Peygamberimiz Hz. Muhammed bizleri şöylece uyarmaktadır:
“Durmayın, dünya ve âhiret hayatınızı mutlu edecek güzel işler yapın. Zira önünüzde simsiyah gecelerin zifiri karanlıkları gibi fitneler olacaktır.
Bu fitneler döneminde bazı kişiler mümin olarak başladıkları günlerinin gecelerini dinden çıkarak kâfir olarak geçirecekler, kâfir olarak yaşadıkları günlerin akşamlarında Imana ereceklerdir. İşte bu kişiler, çıkarlar (mevkiler, alınacak alkışlar ve övgüler) uğruna İslâmî inanç ve yaşantılarını yağmalatacaklardır.” (Tirmizî Hn. 2196)
Peygamberimiz tarafından geleceği açıklanan fitneler, asırlardır İslâm bilginleri tarafından hayatın din dışı temeller üzerine oturtulması, haklar ve hürriyetlerin çiğnenerek ekonomik imkanların zalimce sömürülmesi gibi olumsuzluklar şeklinde algılanmıştır.
KAPKARANLIK FİTNELER DÖNEMDEYİZ?
Doğruluğuna inandığımız bu tür değerlendirmeler zaviyesinden baktığımızda fitneler döneminde yaşadığımızı söyleyebiliriz.
Sabah-akşam, gece-gündüz arası gibi çok kısa zaman süreçlerinde İslâm’la kâfirlik türleri arasında pek hızlı değişimlerin yaşanacağı fitne merkezli dönemlerin oluşum sebebi ne ola ki?
Sebep Allah’ın insanlığa son mesajlarını içeren Kur’ân’a inanılmayışı veya onun içeriğinin bilgi kaynağı olarak değerlendirilmeyişidir. Bir diğer anlatımla Kur’ân’ın ve onunla örtüşen Nebevî Sünnetin bilgi aracı olarak kabullenilmeyişidir.
Lise veya üniversitede ders dinlerken, bir açık oturumu izlerken, bir habere yorum getirirken, İslamla ilgili bir açıklamayı yerer veya överken, bilmediğimiz konularda görüş beyan ederken İslam’dan çıkabilir, bilmeden ve amaçlamadan ebedi hayatımızı tehlikeye atabiliriz.
Bunun için bilgilenmeli ve birbirimizi uyarmalıyız.
Vahye dayalı bilgiler edinme zaruretini Peygamberimiz fitneler gerçeğini vurguladığı bir diğer hadislerinde şöylece açıklamaktadır:
“Yakında kişinin mümin olarak sabahlayıp kâfir olarak geceleyeceği fitneler oluşacaktır.
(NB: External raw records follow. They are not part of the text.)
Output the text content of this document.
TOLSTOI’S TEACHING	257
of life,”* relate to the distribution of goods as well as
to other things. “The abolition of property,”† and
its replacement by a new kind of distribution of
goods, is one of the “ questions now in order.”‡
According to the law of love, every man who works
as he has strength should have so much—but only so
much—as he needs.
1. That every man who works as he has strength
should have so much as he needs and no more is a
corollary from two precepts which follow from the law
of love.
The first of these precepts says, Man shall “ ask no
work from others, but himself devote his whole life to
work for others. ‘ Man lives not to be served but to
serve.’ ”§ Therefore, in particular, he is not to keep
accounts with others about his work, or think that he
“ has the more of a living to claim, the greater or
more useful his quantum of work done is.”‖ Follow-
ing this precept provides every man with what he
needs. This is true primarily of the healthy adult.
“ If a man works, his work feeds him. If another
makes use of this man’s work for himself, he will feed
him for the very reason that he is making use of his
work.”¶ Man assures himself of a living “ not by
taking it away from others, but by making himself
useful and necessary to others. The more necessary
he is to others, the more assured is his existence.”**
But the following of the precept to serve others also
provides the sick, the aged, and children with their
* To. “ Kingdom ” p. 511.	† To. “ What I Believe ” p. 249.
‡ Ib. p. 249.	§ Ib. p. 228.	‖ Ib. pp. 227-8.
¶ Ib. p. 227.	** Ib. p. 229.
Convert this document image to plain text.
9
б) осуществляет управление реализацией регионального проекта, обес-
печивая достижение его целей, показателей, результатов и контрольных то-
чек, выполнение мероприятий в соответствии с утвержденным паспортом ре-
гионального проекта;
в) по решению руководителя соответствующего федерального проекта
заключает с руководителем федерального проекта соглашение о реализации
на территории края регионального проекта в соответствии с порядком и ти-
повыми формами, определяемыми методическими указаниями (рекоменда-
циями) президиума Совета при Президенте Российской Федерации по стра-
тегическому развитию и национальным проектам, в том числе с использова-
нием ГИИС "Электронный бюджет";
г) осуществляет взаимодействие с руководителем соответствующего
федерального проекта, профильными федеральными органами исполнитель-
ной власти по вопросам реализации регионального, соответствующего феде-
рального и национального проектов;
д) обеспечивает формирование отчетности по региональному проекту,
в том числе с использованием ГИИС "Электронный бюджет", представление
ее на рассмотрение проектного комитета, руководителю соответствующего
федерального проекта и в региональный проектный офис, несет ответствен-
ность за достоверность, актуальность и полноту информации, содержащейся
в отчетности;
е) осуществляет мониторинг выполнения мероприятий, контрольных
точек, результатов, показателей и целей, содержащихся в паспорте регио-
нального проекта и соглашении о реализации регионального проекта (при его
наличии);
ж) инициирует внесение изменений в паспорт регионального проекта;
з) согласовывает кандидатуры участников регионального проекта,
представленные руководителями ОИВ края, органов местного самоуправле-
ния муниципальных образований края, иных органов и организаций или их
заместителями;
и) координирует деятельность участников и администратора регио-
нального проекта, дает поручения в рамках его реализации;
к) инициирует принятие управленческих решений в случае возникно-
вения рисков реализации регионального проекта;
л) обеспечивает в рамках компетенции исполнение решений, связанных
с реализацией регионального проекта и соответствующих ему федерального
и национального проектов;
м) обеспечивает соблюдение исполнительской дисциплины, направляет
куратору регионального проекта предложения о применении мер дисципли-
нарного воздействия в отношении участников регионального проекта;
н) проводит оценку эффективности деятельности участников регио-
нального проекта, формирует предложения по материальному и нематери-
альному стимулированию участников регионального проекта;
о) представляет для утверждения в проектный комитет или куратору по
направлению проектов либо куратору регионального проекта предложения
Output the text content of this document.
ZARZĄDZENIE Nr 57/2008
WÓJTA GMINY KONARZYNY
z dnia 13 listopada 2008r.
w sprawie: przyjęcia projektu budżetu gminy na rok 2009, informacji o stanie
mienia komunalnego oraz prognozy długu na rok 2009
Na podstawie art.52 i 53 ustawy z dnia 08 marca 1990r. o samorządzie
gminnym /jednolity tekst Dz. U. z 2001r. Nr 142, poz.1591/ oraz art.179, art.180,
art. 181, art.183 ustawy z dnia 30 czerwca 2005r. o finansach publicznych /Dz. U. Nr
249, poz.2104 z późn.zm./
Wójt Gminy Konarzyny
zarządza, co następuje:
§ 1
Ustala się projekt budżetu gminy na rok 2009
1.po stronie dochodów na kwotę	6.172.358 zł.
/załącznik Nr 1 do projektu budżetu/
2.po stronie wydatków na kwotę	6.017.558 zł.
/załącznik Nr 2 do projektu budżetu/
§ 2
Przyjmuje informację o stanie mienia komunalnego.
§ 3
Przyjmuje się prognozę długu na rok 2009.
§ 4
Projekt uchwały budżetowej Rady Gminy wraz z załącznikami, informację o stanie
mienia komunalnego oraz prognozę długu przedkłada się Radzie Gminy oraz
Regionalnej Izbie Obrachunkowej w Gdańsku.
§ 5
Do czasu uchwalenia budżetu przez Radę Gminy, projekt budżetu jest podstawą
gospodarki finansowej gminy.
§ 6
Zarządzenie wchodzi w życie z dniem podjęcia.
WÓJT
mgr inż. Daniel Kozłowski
Bu fitnelerden ancak Allah’ın kendilerini vahiy kaynaklı bilgilerle dirilttiği kişiler korunabilecektir.” (Min Mirkati’l -Mefatih 5/137-8)
Evet bilgi kaynaklarımız akıl, duyu organları ve vahiy yani Kur’ân ve onu örneklendiren Sünnet olmalıdır. Olmalıdır ki dünyamız yanısıra Cennetimizi de yitirmeyelim.